Performance of Eudora Welty stories for Diversity and Inclusion Arts and Lecture Series

Performance of Eudora Welty stories for Diversity and Inclusion Arts and Lecture Series

As part of the Diversity and Inclusion Arts and Lecture Series organized by the Office of Educational Equity and Inclusion, two actors from Stanford University will deliver dramatic readings of two Eudora Welty short stories focusing on Mississippi. The event, that will be held Thursday, March 28, at 11:30 a.m., in the Fine Arts Building Little Theater, is co-sponsored with the Eudora Welty Foundation and Millsaps College.

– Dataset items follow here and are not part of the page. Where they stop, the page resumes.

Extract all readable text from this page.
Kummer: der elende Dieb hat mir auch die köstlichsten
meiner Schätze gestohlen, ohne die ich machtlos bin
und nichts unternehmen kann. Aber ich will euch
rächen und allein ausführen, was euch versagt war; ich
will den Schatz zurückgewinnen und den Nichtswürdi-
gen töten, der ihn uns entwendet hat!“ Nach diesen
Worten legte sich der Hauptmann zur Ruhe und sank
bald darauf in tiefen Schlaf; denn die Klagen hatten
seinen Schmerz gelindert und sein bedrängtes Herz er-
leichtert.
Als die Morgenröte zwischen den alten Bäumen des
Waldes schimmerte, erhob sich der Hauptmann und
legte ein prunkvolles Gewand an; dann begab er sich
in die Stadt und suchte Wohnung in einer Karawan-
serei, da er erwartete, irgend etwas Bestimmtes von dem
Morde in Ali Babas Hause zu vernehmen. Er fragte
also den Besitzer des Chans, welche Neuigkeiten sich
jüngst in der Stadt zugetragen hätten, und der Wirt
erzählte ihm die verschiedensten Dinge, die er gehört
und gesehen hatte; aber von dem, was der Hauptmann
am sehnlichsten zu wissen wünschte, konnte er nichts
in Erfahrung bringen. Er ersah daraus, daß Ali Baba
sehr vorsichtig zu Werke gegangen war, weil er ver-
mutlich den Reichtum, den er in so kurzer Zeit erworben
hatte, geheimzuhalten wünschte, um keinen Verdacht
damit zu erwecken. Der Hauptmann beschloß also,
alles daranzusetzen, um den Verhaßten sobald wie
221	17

“A Worn Path” performed by Angela Farr Schiller, traces elderly Phoenix Jackson’s precarious journey through the woods to Natchez to obtain medicine for her sick grandson. “Where Is the Voice Coming From?” is the chilling story Welty wrote the day that Mississippi civil rights leader Medgar Evers was murdered, told from the point of view of the assassin by Rush Rehm.

Schiller is a Ph.D. candidate in theater and performance studies at Stanford, having studied at the University of California, Santa Cruz, and the University of Cape Town, South Africa, for her B.A. and New York University for her M.A. She has worked on stage in San Diego and appeared as a principal dancer with the National Dance Company of Ghana. Rehm is the artistic director for the Stanford Summer Theater and has directed and acted in many productions including “The Wanderings of Odysseus” which played in Athens, Greece. Rush has also worked as an actor or director nationwide, and is the author of several books on Greek tragedy. He is a professor of drama and classics at Stanford.